Spicy Rigatoni alla Vodka
Ingredients:
3 tablespoons olive oil
1 yellow onion or 2 shallots, chopped
5 garlic cloves, chopped or well-smashed
1 4.5 oz tube of tomato paste
2 tsp red pepper flakes (if you want less spice, use 1 tsp)
1 oz vodka
1 pound rigatoni, or your other favorite pasta shape
1 cup heavy cream
3/4 cup grated parmesan
Basil or parsley for serving
Preparation:
1. Prep your ingredients! Chop the onion, grate or microplane the parmesan, and smash the garlic.
2. Set a pot of salted water on the stove to boil.
3. Heat the olive oil in a large skillet or dutch oven over medium heat. Add garlic and onions, season with salt, and saute, stirring occasionally, until they soften and take on a bit of color.
4. Meanwhile, add the pasta to the boiling water, and set a timer for al dente, or the lower end of the time range on the box. Reserve a cup of pasta water, and drain.
5. When the onions and garlic are starting to get golden, add the red pepper flakes and tomato paste. Saute, stirring often, until the paste has darkened and is sticking and browning on the bottom of the pan.

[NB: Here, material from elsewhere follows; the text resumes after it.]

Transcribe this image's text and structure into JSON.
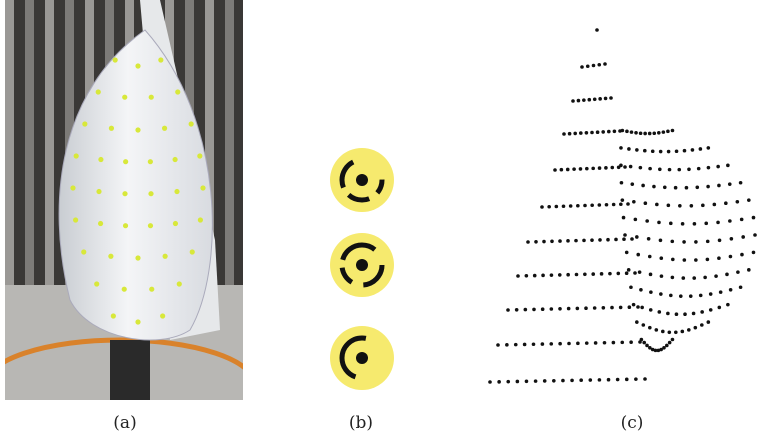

6. Add the vodka, and stir, scraping up any browned bits on the bottom of the pan. Keep stirring until the vodka has reduced and evaporated.
7. Turn the heat to low, and slowly add the heavy cream, stirring constantly to incorporate. Season with salt.
8. Add the cooked pasta, ½ cup of the pasta water, and most of the parmesan. Stir until it is well-coated and the sauce is super glossy and velvety, adding more pasta water if needed.
9. Taste for seasoning, and top with more red pepper flakes, parmesan, and basil or parsley. Enjoy!